«À dater de ce coup d'œil, de ce moment, tout ce qui suivit fut nul pour moi. Les prières de l'aumônier, l'attache du nœud fatal, le bonnet dont l'idée m'inspirait tant d'horreur, enfin mon exécution et ma mort ne m'ont laissé aucun souvenir;—si je n'étais certain que toutes ces choses ont eu lieu, je n'en aurais pas le moindre sentiment. J'ai lu depuis dans les gazettes les détails de ma conduite sur l'échafaud. Il était dit que je m'étais comporté dignement, avec fermeté; que j'étais mort sans beaucoup d'angoisses; que je ne m'étais pas débattu. Quelques efforts que j'aie faits pour me rappeler une seule de ces circonstances, je n'ai pu y parvenir. Tous mes souvenirs cessent à la vue de l'échafaud et de la rue. Ce qui, pour moi, semble suivre immédiatement cette minute d'angoisses, c'est un réveil d'un sommeil profond. Je me trouvai dans une chambre, sur un lit près duquel était assis un homme qui, lorsque j'ouvris les yeux, me regardait attentivement. J'avais repris toutes mes facultés, quoique je ne pusse parler avec suite. Je pensai qu'on m'avait apporté ma grâce; qu'on m'avait enlevé de dessus l'échafaud et que je m'étais évanoui. Lorsque je sus la vérité, je crus démêler un souvenir confus, comme d'un rêve, de m'être trouvé en un lieu étrange étendu nu avec une quantité de figures flottantes autour de moi; mais cette idée ne se présenta bien certainement à mon esprit qu'après avoir appris ce qui s'était passé.»

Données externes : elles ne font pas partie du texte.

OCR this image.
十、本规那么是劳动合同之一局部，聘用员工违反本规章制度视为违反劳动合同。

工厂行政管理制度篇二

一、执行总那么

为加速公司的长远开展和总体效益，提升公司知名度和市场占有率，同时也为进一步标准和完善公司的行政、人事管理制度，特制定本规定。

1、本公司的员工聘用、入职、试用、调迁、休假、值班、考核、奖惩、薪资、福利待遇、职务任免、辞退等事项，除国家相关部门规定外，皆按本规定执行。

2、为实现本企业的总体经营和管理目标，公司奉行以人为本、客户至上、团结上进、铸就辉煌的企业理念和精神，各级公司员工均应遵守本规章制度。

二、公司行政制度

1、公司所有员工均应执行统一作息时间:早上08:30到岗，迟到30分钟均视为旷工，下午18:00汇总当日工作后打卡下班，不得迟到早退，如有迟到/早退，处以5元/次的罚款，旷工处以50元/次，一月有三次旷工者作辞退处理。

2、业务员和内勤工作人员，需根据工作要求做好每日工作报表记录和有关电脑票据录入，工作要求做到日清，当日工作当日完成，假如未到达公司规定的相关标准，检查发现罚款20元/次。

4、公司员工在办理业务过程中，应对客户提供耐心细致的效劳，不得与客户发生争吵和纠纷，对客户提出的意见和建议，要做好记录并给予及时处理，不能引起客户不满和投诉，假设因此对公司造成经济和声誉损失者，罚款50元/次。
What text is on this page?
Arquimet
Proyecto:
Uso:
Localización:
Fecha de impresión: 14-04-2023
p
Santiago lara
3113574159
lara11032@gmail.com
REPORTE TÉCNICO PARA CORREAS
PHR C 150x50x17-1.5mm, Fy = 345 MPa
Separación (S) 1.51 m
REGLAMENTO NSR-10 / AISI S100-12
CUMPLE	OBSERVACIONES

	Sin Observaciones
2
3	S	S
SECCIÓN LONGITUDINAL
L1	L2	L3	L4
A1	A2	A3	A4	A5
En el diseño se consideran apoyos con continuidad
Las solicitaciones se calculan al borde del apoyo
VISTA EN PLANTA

Tel était ce récit funèbre. Ce récit était plein de tristesse, de gravité, de résignation; il allait à merveille à ma tristesse présente. Je l'écoutai, non sans terreur, et cependant cette terreur même me réconciliait avec la mort. C'est bien le moins qu'on laisse au malheureux qui va mourir la dignité de son supplice! Toutes les angoisses de ce condamné à mort, je les partageais, mais pour l'en féliciter dans le fond de l'âme. Ne jouons pas avec cette âme immortelle qui s'en va, violemment chassée du corps qu'elle habite.
Bon Sylvio! il venait de me donner la seule consolation qui fût à la portée de ma douleur. Il venait de me prouver que je pouvais respecter Henriette, cette fille qui allait mourir.
L'histoire de ce condamné à mort fut pour moi un si grand soulagement, que je revins pour un instant à des idées littéraires qui étaient déjà si loin de moi.
«Mais, sais-tu bien, dis-je à Sylvio, qu'avec un pareil héros, un condamné à mort qui raconte lui-même l'histoire de son exécution à mort, on ferait un beau livre?
—Mon ami, répondit Sylvio, ne touchons pas à cette histoire et n'en faisons pas un livre, car c'est là un livre tout fait.
J'ai compris plus tard que Sylvio avait raison.